Fransız Silahlı Kuvvetleri, Mali’de İslamcı güçlerin başlattığı direnişi kırmak için bu ülkede üstlendiler. Hava ve kara kuvvetleri, zırhlı birlikleri ve lojistik destekleri ile Mali’de eski sömürgeci güçlerin torunları olarak kara Afrika’ya tekrar ayak bastılar.

 

Gayeleri bu ülkedeki, yer altı ve yer üstü kaynaklarının kontrolünü ve yatırımlarını kaybetmemekti. Cezayir ve Libya’dan gelen İslamcı Tuareg hareketini bastırmak ve girdikleri ülkelere sözüm ona demokrasi getirmek hikayesi ile yüzyıllar boyu İngilizlerin, Almanların, İspanyolların, Portekizlilerin ve İtalyanların ve de bunların en ünlüsü ve en acımasızı Belçikalıların yaptığı gibi ilkel Afrikalılara uygarlıklarını ve dillerini öğretmek ve onları hep ikinci sınıf insanlar olarak kontrolleri altında tutmak, başta altın, kauçuk, bakır, elmas, uranyum ve diğer kıymetli madenleri, verimli tarım topraklarını, debisi yüksek olan akarsuların ürünlerinin denetimini, tam bir sömürgeci gibi görünmeseler de, 21. yüzyıla uygun bir strateji ile Afrika’yı radikal İslam’ın pençesinden kurtarmak kamuflajına sığınarak, yüzyıllar boyu iliklerine kadar sömürmekten bıkmadıkları bu toprakları elden kaçırmamak için yeni bir savaş içindeler.

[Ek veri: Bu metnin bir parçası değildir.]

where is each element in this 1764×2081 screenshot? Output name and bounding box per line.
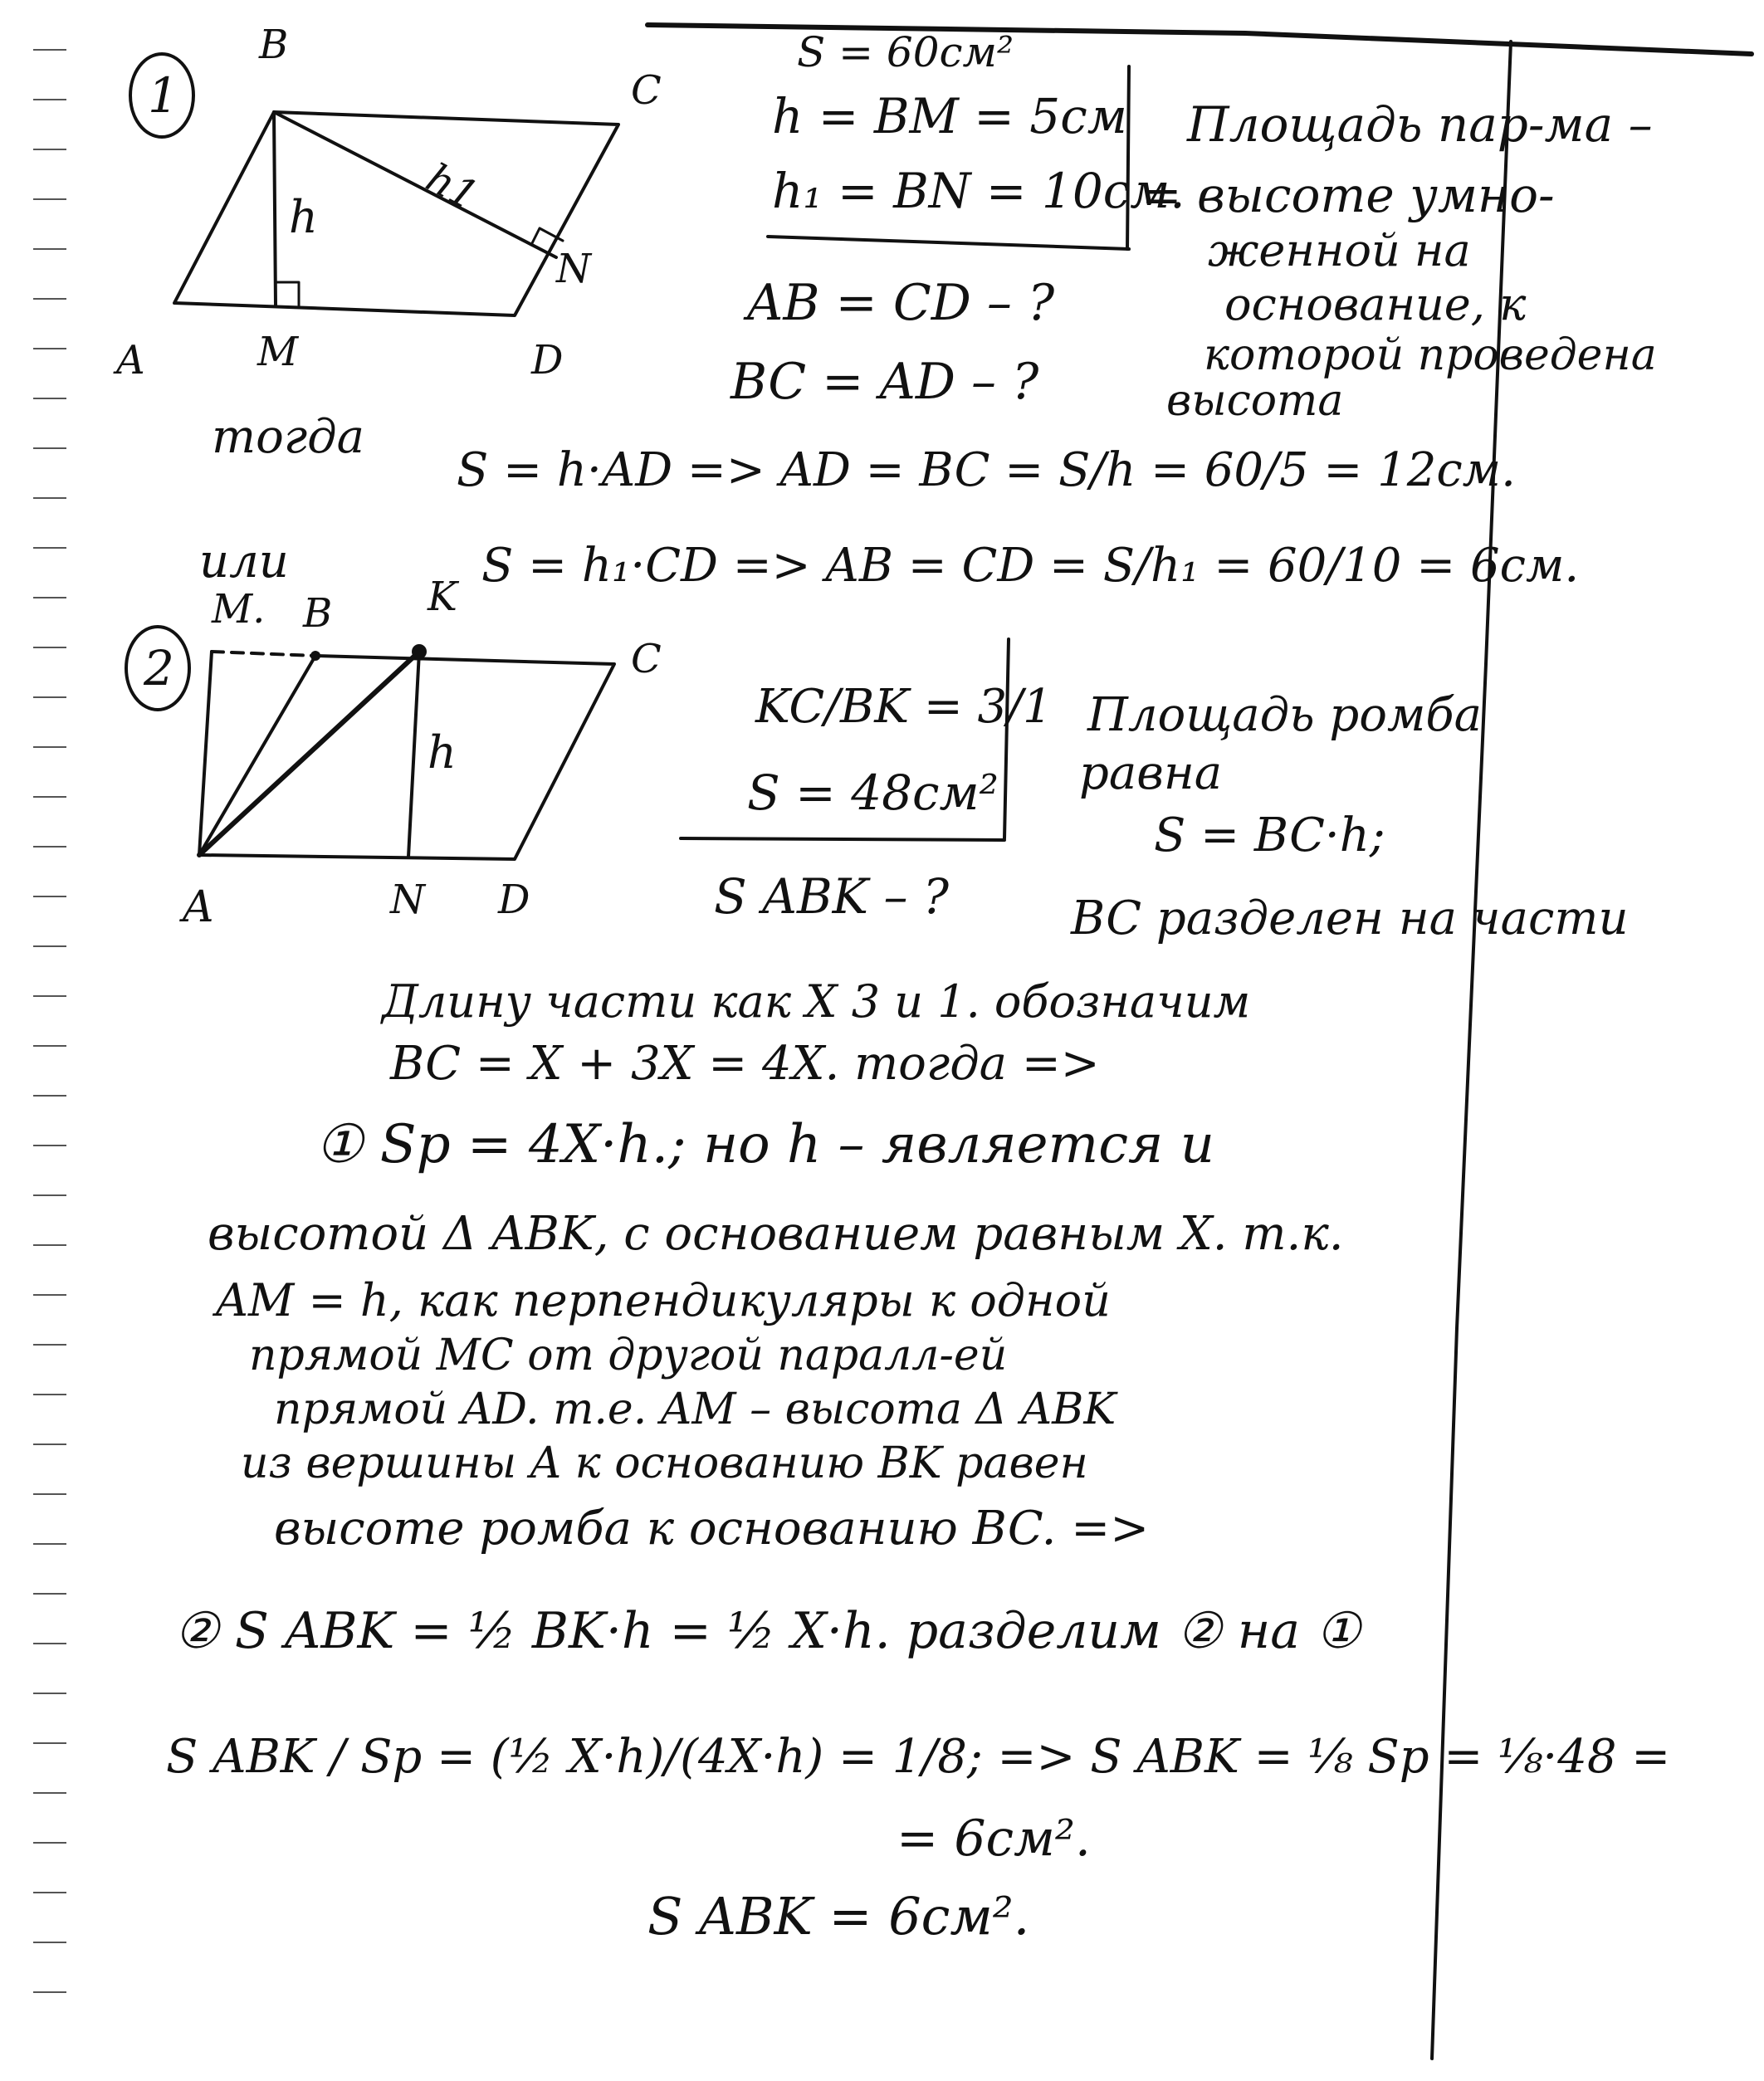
given-h: h = BM = 5см [772, 88, 1127, 144]
segment-ak [199, 652, 419, 855]
given-box-bottom [768, 237, 1129, 249]
solution-2-line: S = h₁·CD => AB = CD = S/h₁ = 60/10 = 6см. [481, 539, 1580, 593]
note-line-5: которой проведена [1204, 330, 1657, 380]
given-area: S = 60см² [797, 28, 1014, 76]
right-angle-m [276, 282, 299, 305]
vertex-n-label: N [556, 246, 591, 292]
question-ab-cd: AB = CD – ? [747, 274, 1055, 332]
then-word: тогда [212, 410, 364, 464]
sol2-line-6: прямой MC от другой паралл-ей [249, 1331, 1008, 1380]
rhombus-figure [179, 574, 662, 932]
sol2-line-2: BC = X + 3X = 4X. тогда => [390, 1037, 1100, 1091]
vertex-n2-label: N [390, 877, 425, 923]
sol2-line-8: из вершины A к основанию BK равен [241, 1439, 1088, 1488]
given-h1: h₁ = BN = 10см. [772, 163, 1185, 219]
solution-2-body [166, 975, 1670, 1947]
parallelogram-figure [113, 22, 662, 383]
sol2-line-11: S ABK / Sр = (½ X·h)/(4X·h) = 1/8; => S ABK = ⅛ Sр = ⅛·48 = [166, 1730, 1671, 1784]
problem-2 [126, 574, 1670, 1947]
vertex-a-label: A [116, 337, 145, 383]
note-line-4: основание, к [1224, 278, 1527, 330]
given-box-2-bottom [681, 838, 1004, 840]
sol2-line-13: S ABK = 6см². [647, 1886, 1030, 1947]
point-k-dot [412, 644, 427, 659]
note-line-1: Площадь пар-ма – [1187, 96, 1653, 153]
height-kn [408, 652, 419, 857]
extension-mb [212, 652, 315, 656]
fig-h1-label: h1 [418, 154, 486, 220]
sol2-line-7: прямой AD. т.е. AM – высота Δ ABK [274, 1385, 1117, 1434]
fig-h-label: h [289, 191, 318, 243]
vertex-a2-label: A [183, 882, 214, 932]
or-word: или [199, 535, 289, 589]
fig-h2-label: h [428, 726, 457, 779]
solution-1-line: S = h·AD => AD = BC = S/h = 60/5 = 12см. [457, 443, 1516, 497]
height-am [199, 652, 212, 855]
vertex-d2-label: D [498, 877, 530, 923]
sol2-line-1: Длину части как X 3 и 1. обозначим [382, 975, 1251, 1028]
rhombus-outline [199, 656, 614, 859]
sol2-line-5: AM = h, как перпендикуляры к одной [216, 1274, 1111, 1326]
note2-line-2: равна [1079, 746, 1223, 800]
question-s-abk: S ABK – ? [714, 868, 949, 925]
note-line-2: = высоте умно- [1141, 167, 1555, 223]
vertex-c2-label: C [631, 636, 662, 682]
sol2-line-12: = 6см². [897, 1810, 1091, 1868]
note-line-6: высота [1166, 376, 1344, 426]
theory-note-1 [1141, 96, 1657, 426]
vertex-d-label: D [531, 337, 564, 383]
note2-line-3: S = BC·h; [1154, 808, 1385, 862]
problem-2-number: 2 [144, 640, 174, 696]
vertex-b2-label: B [303, 590, 333, 637]
given-box-right [1127, 66, 1129, 249]
vertex-m2-label: M. [212, 586, 266, 633]
vertex-c-label: C [631, 67, 662, 114]
height-bm [274, 112, 276, 305]
sol2-line-9: высоте ромба к основанию BC. => [274, 1502, 1150, 1556]
parallelogram-outline [174, 112, 618, 315]
given-box-2-right [1004, 639, 1009, 838]
problem-1 [113, 22, 1657, 593]
given-block-1 [768, 28, 1185, 249]
note2-line-1: Площадь ромба [1087, 688, 1482, 742]
margin-ticks [33, 50, 66, 1992]
sol2-line-4: высотой Δ ABK, с основанием равным X. т.к. [208, 1207, 1344, 1261]
vertex-k-label: K [428, 574, 457, 620]
point-b-dot [310, 651, 320, 661]
vertex-b-label: B [259, 22, 289, 68]
note2-line-4: BC разделен на части [1071, 892, 1629, 945]
question-bc-ad: BC = AD – ? [731, 353, 1039, 411]
sol2-line-3: ① Sр = 4X·h.; но h – является и [315, 1114, 1214, 1175]
sol2-line-10: ② S ABK = ½ BK·h = ½ X·h. разделим ② на ① [174, 1602, 1361, 1660]
given-ratio: KC/BK = 3/1 [755, 680, 1053, 734]
given-area-2: S = 48см² [747, 764, 999, 821]
problem-1-number: 1 [148, 67, 178, 124]
theory-note-2 [1070, 688, 1629, 945]
vertex-m-label: M [257, 329, 299, 375]
note-line-3: женной на [1208, 224, 1471, 276]
given-block-2 [681, 639, 1053, 840]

1852’den 1893’e kadar, Fransızlara kan kusturan Tokular, İslam İmparatorluğu tekrar kurulur korkusu Paris’i meşgul ettiği için, “Mali’ye bir gidelim” dediler ve geldiler. Kimin desteği ile? İngiltere ve ABD’nin desteği ile.
Şöyle geçmişe bir bakarsak, Mozambik ve Angola halklarını inim inim inleten Portekiz sömürgeciliği, doğu ve merkezi Afrika’da katliamlara neden olan 1900’lerin başından başlayıp dünya savaşına kadar süren Alman emperyalizmi, II. Leopold’un korkunç vandalizmi ile vahşetin ve insanlık dramının limite çıkarıldığı, Belçika Kongo’su; Mısır, Sudan, Gana, Gambiya, Sierra Leone, Nijerya; Güney Afrika’da Natal ve Kap gibi aklınıza gelebilecek her yerde İngilizlerin ve Cezayir’de Fransızların, kısacası bu batılı efendilerin kolonileri ve köleleri ile yok etmeye çalışıp başarılı olamadıkları kara Afrika’da, Belçikalıların Kongo’da giriştikleri katliam, öldürülen insan sayısı bakımından tespit edilemez rakamlara ulaşmış; işkencelerle elleri, ayakları ve kolları kesilen insanların haykırışları kara Afrika’nın göklerinde çınlamışsa da, Avrupalı uygar insanlar bu imdat çığlıklarına kulaklarını tıkamışlardır.
Adolf Hitler’in yaptıklarından II. Leopold’un yaptıkları hiç aşağı kalmaz. Benito Mussoloni’nin Habeşistan’da gaz kullanışı ve Libya’da yaptığı vahşetler unutulamaz. Bunların tek düşünceleri vardır; anavatanlarının daha zengin bir hale getirilmesi, bu koca kıtanın kaynaklarının adeta emilmesidir. Fransızların Mali’ye inişlerine şaşırmayalım.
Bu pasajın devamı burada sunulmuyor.